Mayoral race visits UA campus
By: James Baker
The mayoral forum Wednesday in the Arkansas Union showed universal agreement among the four candidates present on the necessity for student involvement in the local community and environmental development.
However, tensions between candidate Lionel Jordan and incumbent Dan Coody continued to simmer.
With candidates Steve Clark and Walt Eilers wedged between them, Jordan and Coody sparred over Jordan's proposal to bring town hall meetings to Fayetteville to let students and residents become involved in city governance.
Students "are just as much a part of this town as anyone else," Jordan said. "People want to be informed and are tired of surprises."
Jordan also referred to the city's wastewater treatment project that ran $60 million over budget and was completed three years later than previously scheduled.
"Who wants to go to a meeting where nothing gets accomplished?" Coody said.
Coody, running for a third term, responded to Jordan's reference to the surprise of an extra $60 million spent on the treatment center project by mentioning Jordan's position on the city water and sewer committee, to which Jordan replied, "The buck stops with you."
Coody countered by saying the "buck stops with all of us in leadership positions."
All candidates emphasized the importance of the relationship between the city and UA students, both civically and economically, in the Associated Student Government-sponsored forum.
"We're not homogenized," Steve Clark said. "We all don't think alike, and that's a good thing."
Clark, a distinguished alumnus of the UA School of Law, said several short-term solutions should be implemented in the next term of office while others are planned out, including the addition of broadband to the city and covers for the multiple bus stop benches that currently lay bare.

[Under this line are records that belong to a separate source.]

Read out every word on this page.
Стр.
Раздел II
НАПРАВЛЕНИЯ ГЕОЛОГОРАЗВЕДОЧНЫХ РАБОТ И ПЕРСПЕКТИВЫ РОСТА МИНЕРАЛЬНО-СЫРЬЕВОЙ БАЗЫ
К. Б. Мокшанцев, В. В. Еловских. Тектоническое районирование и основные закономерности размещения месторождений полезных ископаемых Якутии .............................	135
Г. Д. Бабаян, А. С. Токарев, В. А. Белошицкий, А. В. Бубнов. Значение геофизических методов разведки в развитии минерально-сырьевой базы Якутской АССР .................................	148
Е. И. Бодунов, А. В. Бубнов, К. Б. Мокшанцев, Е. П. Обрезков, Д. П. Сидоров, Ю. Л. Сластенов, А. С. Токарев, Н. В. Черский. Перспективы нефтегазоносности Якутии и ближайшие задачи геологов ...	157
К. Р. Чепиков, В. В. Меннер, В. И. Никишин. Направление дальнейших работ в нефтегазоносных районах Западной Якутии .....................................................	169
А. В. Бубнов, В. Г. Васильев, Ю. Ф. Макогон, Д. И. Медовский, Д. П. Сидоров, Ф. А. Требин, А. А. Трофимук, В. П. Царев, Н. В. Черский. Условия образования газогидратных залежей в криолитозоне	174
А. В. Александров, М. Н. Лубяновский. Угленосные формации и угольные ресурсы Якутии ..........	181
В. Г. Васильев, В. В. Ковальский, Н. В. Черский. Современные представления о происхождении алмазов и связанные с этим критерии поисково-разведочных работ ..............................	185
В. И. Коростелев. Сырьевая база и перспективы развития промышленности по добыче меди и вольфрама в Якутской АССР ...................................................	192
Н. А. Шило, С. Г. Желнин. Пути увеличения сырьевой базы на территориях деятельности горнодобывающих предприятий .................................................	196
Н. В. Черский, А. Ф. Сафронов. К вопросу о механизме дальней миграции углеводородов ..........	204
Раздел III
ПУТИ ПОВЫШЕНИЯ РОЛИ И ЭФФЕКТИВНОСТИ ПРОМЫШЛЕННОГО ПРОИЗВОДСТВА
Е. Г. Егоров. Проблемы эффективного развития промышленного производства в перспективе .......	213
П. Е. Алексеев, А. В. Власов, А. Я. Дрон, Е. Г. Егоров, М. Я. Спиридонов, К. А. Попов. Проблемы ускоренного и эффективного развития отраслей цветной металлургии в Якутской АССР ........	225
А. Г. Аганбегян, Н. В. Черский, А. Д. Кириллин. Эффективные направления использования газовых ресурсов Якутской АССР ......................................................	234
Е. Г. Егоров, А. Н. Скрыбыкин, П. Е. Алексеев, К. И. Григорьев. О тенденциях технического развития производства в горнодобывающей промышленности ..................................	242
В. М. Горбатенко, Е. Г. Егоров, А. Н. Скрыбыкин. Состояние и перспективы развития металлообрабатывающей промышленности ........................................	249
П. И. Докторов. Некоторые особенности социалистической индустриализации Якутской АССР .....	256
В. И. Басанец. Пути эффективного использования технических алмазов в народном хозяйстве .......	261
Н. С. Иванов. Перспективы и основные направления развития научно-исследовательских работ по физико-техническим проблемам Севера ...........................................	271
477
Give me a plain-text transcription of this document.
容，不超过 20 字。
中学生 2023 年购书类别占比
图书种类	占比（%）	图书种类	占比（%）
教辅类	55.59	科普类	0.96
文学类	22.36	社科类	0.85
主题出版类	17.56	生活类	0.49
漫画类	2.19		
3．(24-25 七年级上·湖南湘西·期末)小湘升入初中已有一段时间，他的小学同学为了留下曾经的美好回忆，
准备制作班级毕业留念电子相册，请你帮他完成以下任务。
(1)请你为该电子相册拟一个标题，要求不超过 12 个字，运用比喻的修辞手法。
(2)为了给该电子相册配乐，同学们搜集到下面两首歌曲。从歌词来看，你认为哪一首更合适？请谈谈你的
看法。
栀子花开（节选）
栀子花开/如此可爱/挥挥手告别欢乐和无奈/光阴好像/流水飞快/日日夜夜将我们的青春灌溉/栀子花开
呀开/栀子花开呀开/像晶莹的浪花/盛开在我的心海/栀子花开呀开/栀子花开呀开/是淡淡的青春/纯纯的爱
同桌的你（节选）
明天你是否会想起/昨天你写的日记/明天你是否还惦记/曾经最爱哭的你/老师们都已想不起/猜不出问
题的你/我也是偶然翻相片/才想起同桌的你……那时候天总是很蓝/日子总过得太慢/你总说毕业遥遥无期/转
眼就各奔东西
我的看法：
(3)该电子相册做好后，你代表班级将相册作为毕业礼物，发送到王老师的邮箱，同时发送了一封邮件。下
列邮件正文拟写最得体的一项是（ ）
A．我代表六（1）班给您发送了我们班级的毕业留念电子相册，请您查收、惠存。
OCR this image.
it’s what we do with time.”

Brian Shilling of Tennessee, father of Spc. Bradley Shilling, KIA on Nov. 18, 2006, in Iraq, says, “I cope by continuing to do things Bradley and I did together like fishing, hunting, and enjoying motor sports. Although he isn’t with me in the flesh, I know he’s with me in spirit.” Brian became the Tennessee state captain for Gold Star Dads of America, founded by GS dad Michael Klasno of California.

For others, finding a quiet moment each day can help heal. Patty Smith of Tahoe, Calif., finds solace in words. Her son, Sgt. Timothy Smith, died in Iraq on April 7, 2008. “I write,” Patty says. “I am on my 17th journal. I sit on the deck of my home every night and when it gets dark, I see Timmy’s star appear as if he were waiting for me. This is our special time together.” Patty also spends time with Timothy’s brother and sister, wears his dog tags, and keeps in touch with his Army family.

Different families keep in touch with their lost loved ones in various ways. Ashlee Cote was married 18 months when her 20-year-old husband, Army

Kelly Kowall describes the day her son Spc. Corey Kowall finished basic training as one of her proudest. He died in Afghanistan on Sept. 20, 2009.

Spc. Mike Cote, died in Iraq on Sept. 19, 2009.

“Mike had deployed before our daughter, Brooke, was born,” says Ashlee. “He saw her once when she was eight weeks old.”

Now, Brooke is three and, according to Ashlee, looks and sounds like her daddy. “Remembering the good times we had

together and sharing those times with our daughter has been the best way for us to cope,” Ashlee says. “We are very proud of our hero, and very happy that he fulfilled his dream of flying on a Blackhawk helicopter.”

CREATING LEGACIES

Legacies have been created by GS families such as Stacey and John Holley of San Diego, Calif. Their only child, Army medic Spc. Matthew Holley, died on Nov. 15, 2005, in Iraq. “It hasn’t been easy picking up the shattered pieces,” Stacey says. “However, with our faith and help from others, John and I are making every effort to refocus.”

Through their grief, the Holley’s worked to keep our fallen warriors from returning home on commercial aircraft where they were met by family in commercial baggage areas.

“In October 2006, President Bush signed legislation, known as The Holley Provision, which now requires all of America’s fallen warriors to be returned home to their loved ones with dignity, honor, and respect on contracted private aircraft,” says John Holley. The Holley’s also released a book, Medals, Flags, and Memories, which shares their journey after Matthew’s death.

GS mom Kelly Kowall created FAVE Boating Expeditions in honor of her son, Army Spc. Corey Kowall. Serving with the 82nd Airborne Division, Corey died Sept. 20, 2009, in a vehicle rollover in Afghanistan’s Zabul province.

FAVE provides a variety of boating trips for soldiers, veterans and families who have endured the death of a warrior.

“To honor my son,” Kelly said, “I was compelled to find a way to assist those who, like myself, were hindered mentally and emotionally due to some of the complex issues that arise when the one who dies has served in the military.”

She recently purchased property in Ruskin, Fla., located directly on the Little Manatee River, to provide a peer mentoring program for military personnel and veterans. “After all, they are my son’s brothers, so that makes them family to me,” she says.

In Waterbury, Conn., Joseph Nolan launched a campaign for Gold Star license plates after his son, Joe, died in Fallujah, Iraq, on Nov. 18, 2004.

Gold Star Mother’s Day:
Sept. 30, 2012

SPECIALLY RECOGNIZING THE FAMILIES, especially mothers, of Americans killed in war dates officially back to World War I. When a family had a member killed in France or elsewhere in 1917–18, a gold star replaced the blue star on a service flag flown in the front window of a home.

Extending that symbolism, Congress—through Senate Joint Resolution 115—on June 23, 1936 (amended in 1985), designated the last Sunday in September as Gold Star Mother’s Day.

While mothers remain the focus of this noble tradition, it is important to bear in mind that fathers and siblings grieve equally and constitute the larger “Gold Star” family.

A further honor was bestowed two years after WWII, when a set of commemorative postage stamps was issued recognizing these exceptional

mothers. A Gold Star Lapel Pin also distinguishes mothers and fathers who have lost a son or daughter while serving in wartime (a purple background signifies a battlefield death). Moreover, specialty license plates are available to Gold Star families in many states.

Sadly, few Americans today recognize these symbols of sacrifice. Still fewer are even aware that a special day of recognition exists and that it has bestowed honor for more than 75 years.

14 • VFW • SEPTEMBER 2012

"We can do that now," he said.
Clark also said that lack of preparation is responsible for the city not taking full advantage of its economic opportunities, and the next mayor needs to either "take action, or get out of the way."
Students "are the largest economic consumers in town," said Eilers, who supports putting a student representative into City Council and also mentioned the case for broadband throughout the city, including buses.
When asked what qualified him for the position, Eilers joked, "When you've been in business 42 years ... I've earned my white hair."
Eilers encouraged students to get out into the local community and volunteer, and he also said the "city of Fayetteville needs to care about the UA."
Coody emphasized the importance of bettering the town for the future, as many students "will want to come back and raise their families" in Fayetteville.
Jordan, who has worked in UA Facilities Management for 26 years, said communication between city government and small businesses must be "one on one, face to face."
Candidate and UA student Sami Sutton was unable to participate in the debate because she didn't hear about it until it was too late, and candidate Adam Fire Cat didn't show up.